I fell out of the habit of listening to the countdown once school resumed in the fall, and “Hanging by a Moment” fell out of heavy radio rotation soon after that. At the time, I found the fate of the song disheartening. Here was what I believed to be a perfect pop-rock song, and it had been repeatedly denied from chart glory by what my 10-year-old ears perceived to be significantly weaker tunes. Why hadn’t “Hanging by a Moment” gone all the way when it clearly had the juice to stick around as a major hit for months and months? It was my first conscious encounter with a music industry truth I’ve long since come to terms with: the songs you love the most are not necessarily going to be the biggest songs in the world. In fact, usually, they won’t be.

Funnily enough, “Hanging by a Moment” did get its due at the top of the charts, but not in the way I expected. Despite never topping the charts, Lifehouse’s big debut hit hung around for so long – 54 weeks on the charts, to be exact – that it became Billboard’s number 1 song of 2001 anyway. It was only the third song ever to top the year-end chart without going to number 1 on the weekly Hot 100; the first two were “Wooly Bully” by Sam the Sham and the Pharoahs, in 1965; and “Breathe” by Faith Hill, in 1999. Only one song has accomplished the feat since: “Levitating” by Dua Lipa in 2021, 20 years after “Hanging by a Moment.” It’s a bizarre accolade, and like most other chart factoids, it only really matters as a point of trivia.

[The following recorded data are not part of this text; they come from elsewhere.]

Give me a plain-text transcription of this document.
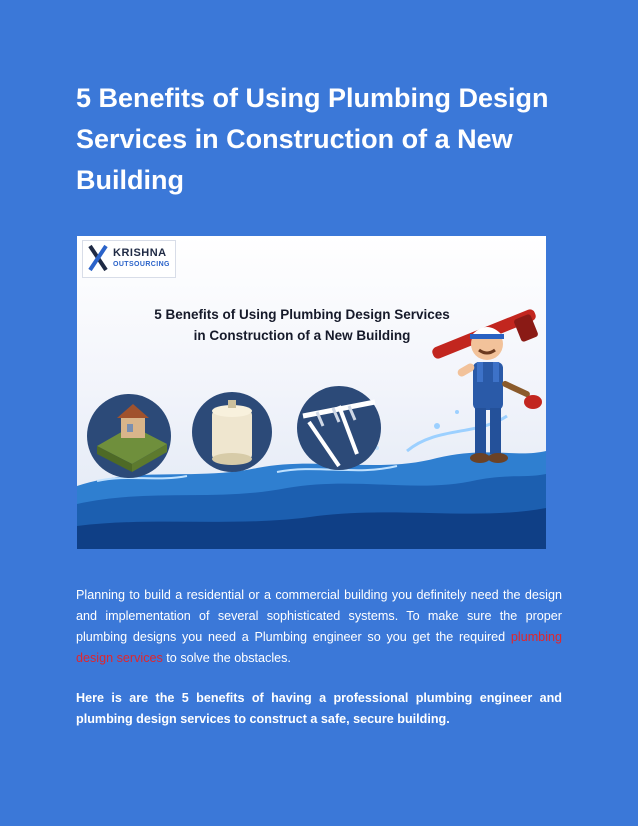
5 Benefits of Using Plumbing Design Services in Construction of a New Building
KRISHNA
OUTSOURCING
5 Benefits of Using Plumbing Design Services
in Construction of a New Building

Planning to build a residential or a commercial building you definitely need the design and implementation of several sophisticated systems. To make sure the proper plumbing designs you need a Plumbing engineer so you get the required plumbing design services to solve the obstacles.

Here is are the 5 benefits of having a professional plumbing engineer and plumbing design services to construct a safe, secure building.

Still, I’ve always kind of loved that the one time I ever got really invested in the chart journey of a song, it was a track with one of the most wildly anomalous success stories in Billboard history. Maybe I willed “Hanging by a Moment” to its ultimate triumph with all the energy I expended on chart-watching that summer. Or maybe “Hanging by a Moment” was simply a great song that ran a slow-and-steady race to victory by being way more replayable than everything that was beating it to number 1 all summer.

For a long time, Lifehouse and the bands of their ilk – slickly-produced turn-of-the-century radio-rock acts – did not get a lot of respect. Billboard termed this mini-genre “Minivan Rock” in 2020, defining it as “the Y2K-straddling equivalent to the smooth soft rock that was similarly ubiquitous on radio playlists of the mid-1970s to early ’80s — what’s since come to be known as Yacht Rock.” While Minivan Rock wasn’t the most critically-revered micro-genre of the time, or even the most commercially successful, the artists that slot into it – Matchbox Twenty, Goo Goo Dolls, Third Eye Blind, Fastball, Five for Fighting, The Calling, John Mayer, Vertical Horizon, Avril Lavigne, Michelle Branch, Vanessa Carlton, and many more – were absolutely at the foundation of my music taste.

Here’s the fun part: When Billboard ranked the top 50 Minivan Rock songs as part of that 2020 feature, “Hanging by the Moment” once again took its rightful spot at the top of the mountain. “A perfect minivan rock song,” wrote Jason Lipshutz, Billboard’s executive director of music, in the accompanying blurb. “Lifehouse encapsulated the sound of turn-of-the-century alternative with a song that frontman Jason Wade wrote in a matter of minutes, the combination of his husky post-grunge voice, an instantly memorable slide guitar riff, and a chorus flush with dizzy emotion soundtracking only the best family outings.”

This song probably was the soundtrack to a lot of my family’s outings back in the day, but more than that, it was the soundtrack of my summer in 2001 – the first time I’d ever had a song thoroughly define a summer in the way that songs are supposed to be. I’m sure it will not shock you to hear that it wasn’t the last.